Picasso morre em 8 de abril de 1973, com 92 anos.
Eu tinha então 10 anos, recorda-se Olivier. A minha mãe contara-me algumas recordações. E em casa tínhamos desenhos e esculturas.
Em adulto, Olivier Picasso sente uma enorme vontade em ir à procura desse avô genial, descobrindo o homem por trás do artista, sempre obcecado pelo desejo de criar, mesmo arriscando perder quem o amava e a quem parece às vezes devorar como se fosse uma espécie de rei sol.
Sim! Picasso não era fácil! Mas, no seu lugar, quem o seria?
Não se tratava de um sádico, apostado em fazer mal a quem o rodeava! Simplesmente sempre privilegiou o seu atelier e a sua tranquilidade enquanto criador. Mas esquece-se frequentemente, que Picasso também adorava brincar com as crianças, como o comprovam as fotografias, que me foram confiadas.

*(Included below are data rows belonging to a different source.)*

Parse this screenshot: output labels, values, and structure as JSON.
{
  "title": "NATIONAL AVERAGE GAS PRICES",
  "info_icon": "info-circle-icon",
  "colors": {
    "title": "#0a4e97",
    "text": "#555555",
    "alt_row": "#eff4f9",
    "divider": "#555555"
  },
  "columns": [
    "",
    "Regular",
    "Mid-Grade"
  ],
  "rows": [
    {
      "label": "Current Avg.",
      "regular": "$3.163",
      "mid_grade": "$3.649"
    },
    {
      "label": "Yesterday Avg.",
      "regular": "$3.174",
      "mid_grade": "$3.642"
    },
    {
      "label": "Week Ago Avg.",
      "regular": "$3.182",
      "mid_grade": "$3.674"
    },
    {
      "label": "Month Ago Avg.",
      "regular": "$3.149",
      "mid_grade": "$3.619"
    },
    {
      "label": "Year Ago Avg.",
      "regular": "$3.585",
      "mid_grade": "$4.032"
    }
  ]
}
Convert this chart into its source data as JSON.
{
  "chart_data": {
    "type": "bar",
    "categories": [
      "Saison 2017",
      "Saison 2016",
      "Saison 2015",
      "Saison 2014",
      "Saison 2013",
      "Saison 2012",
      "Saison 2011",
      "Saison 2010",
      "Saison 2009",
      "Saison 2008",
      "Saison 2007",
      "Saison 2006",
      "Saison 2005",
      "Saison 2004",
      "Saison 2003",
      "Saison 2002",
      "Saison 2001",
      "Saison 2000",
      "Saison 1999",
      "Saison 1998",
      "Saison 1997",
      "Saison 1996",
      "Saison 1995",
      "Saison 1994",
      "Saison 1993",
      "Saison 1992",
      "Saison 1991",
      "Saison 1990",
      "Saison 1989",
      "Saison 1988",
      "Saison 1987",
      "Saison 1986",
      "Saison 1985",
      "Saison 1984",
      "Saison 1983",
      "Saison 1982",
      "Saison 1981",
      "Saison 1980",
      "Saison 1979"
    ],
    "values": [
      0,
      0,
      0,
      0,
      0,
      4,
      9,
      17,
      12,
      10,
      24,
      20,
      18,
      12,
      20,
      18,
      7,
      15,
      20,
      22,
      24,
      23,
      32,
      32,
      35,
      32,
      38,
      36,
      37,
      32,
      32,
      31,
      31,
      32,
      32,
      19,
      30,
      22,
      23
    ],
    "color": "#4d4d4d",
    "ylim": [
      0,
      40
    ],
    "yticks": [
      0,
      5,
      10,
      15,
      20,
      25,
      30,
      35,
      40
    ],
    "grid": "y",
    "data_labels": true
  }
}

O livro está enriquecido com as fotografias íntimas de Picasso e dos seus familiares, e mistura desenhos, pinturas e esculturas (algumas delas quase desconhecidas por permanecerem na posse da família do artista!) e revela até que ponto a arte do mestre se alimentou com as suas paixões, encontros e revoltas enquanto o século ia decorrendo.